Who will pay for the implementation and delivery of AI-enabled patient care is an issue that the executives said has not been resolved. It’s a sticking point that potentially could slow adoption of AI applications, they said.
“I think the outlier is the payer,” said Scogna. “We know the pool of money is not going to change. What are the government and the Blue Crosses of the world going to do? Will they encourage this disruption as a positive thing, or will they consider it a threat?”

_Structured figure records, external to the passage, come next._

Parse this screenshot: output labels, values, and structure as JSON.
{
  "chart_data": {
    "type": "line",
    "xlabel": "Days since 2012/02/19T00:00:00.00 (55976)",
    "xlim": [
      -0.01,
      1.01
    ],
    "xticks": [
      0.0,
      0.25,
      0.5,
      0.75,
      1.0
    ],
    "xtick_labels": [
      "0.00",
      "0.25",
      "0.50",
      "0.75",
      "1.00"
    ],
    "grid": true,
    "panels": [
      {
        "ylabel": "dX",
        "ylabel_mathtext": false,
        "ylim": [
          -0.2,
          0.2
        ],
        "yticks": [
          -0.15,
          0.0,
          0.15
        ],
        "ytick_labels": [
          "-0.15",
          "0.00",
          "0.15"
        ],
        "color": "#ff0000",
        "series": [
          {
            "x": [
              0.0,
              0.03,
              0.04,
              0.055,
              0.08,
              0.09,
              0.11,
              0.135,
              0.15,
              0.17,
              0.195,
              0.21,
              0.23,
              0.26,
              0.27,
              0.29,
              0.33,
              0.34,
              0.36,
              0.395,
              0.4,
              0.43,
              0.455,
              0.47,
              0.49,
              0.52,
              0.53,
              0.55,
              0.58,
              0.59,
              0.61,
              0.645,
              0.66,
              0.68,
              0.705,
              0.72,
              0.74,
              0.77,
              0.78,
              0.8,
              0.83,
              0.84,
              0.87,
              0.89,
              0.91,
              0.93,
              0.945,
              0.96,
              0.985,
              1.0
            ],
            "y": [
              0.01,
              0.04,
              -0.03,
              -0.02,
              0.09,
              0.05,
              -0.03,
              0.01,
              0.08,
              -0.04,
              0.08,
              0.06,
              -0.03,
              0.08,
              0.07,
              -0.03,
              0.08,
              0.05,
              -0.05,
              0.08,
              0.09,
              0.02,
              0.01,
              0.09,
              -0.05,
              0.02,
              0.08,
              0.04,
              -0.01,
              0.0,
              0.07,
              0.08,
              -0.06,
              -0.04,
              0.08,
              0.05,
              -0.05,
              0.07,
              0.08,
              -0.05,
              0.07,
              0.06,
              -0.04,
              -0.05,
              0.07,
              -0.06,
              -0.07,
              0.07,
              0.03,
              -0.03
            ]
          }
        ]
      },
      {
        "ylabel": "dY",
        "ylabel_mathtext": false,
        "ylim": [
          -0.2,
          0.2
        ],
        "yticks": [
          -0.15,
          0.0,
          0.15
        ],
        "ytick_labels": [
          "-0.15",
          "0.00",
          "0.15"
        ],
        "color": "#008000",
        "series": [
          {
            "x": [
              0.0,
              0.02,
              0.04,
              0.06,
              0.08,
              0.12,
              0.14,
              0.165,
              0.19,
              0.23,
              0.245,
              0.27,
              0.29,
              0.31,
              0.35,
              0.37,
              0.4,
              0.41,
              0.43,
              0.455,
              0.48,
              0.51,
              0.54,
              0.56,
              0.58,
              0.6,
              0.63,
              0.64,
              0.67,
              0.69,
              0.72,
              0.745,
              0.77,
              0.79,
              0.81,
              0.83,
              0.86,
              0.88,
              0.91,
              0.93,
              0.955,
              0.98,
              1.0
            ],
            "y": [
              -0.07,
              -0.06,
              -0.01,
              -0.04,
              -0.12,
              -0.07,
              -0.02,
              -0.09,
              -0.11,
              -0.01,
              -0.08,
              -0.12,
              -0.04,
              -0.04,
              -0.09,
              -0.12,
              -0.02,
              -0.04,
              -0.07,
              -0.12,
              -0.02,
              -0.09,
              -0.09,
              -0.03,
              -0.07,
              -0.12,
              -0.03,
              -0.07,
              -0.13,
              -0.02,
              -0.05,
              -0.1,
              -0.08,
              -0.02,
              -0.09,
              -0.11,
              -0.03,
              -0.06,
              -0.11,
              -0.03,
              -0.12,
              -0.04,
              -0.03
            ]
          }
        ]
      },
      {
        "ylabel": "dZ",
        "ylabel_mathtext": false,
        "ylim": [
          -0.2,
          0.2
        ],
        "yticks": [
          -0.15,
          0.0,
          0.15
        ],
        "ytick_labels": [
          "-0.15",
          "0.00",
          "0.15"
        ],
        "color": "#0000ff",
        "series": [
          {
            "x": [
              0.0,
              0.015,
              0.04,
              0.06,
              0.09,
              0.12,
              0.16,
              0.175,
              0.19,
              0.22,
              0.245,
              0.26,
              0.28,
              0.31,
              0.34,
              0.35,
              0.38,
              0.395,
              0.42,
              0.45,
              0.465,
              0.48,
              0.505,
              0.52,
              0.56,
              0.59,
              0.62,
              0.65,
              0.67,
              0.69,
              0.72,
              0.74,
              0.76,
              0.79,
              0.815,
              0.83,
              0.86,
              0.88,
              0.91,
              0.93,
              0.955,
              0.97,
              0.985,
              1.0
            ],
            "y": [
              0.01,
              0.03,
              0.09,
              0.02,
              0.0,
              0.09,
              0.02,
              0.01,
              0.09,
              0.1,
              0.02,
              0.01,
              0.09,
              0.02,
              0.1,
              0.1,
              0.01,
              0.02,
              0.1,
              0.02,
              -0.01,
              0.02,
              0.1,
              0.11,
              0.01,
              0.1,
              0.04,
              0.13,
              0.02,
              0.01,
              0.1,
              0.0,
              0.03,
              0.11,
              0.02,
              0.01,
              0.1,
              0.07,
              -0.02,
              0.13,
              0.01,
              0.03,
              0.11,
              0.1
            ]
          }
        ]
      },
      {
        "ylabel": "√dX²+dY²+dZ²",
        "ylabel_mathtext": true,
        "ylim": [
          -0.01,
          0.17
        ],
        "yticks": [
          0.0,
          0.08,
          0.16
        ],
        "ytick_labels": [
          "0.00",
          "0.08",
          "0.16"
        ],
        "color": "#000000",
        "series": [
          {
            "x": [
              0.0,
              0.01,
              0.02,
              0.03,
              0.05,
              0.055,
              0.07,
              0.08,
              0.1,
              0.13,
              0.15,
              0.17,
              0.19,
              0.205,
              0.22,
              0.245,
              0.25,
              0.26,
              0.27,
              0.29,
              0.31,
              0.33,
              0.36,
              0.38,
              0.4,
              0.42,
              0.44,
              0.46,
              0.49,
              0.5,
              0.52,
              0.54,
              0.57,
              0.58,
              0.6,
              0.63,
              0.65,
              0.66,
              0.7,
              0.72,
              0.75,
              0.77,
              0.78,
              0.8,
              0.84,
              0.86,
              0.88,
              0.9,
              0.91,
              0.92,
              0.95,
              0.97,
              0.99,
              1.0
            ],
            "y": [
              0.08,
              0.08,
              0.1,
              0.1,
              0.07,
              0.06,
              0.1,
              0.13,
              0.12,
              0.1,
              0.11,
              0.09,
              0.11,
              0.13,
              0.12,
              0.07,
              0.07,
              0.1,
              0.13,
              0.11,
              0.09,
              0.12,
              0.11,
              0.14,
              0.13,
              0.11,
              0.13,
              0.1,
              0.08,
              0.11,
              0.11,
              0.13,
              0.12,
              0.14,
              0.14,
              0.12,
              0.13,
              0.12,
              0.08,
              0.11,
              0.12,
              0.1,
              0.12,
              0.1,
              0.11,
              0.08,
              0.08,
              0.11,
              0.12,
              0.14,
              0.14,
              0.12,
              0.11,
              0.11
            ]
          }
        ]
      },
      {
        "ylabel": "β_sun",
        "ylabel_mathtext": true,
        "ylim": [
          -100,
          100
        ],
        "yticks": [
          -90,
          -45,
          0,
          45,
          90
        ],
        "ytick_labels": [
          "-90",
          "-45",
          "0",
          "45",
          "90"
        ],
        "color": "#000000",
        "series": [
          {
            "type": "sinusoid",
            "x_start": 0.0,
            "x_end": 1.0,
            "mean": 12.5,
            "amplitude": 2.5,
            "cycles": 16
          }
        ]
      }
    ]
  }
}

Streamlining claims could spur adoption, suggested Kloos. “Truth be told, it takes six to nine months to bring in one claims file from one payer,” he explained. “Performance is 10 months behind strategy. … So, I think where AI has a real opportunity is the ability to take the data and not worry if it is missing a decimal point and just normalize the data for more rapid process.”
Choosing the right partners to implement AI-enabled programs requires some thought into the tolerance for risk, budget and how the technology will help meet strategic goals, the executives said.
“We’re trying to figure out who to partner with and how to partner,” said Morgan. “Health care is still local. Our patients still view it as local, and the solutions we’re looking at we want to apply locally.”
Thinking about the local needs of each community gives pause when considering whether to implement these big ideas in AI with multinational, powerful partners, he said.
“I’m not convinced yet that my patients would respond to Google health care, for instance,” Morgan said. “I think they still look to a local health system to provide that.”
Health care delivery has largely been driven by nonprofit systems, but the sector is now a target for disruption by large for-profit companies including Amazon, Apple, Google and retailers like Walgreens and Walmart.
“We’re sort of edging our way there, from a business perspective, and we’re not thinking about the implications,” Scogna said. “What happens to caring for communities that can’t afford it? As you start to pick your partners, understand they will have skin in the game, and that’s going to lead to greater and greater pressure on the concept of nonprofit care.”
Still, that concern won’t deter hospitals from seeking opportunities to leverage AI to improve efficiencies, streamline processes and ultimately create a better, more personalized care experience, the executives said.
“For me, at least, we're talking about it and the AHA [American Hospital Association] is talking about it and getting people to think about it,” said Morgan.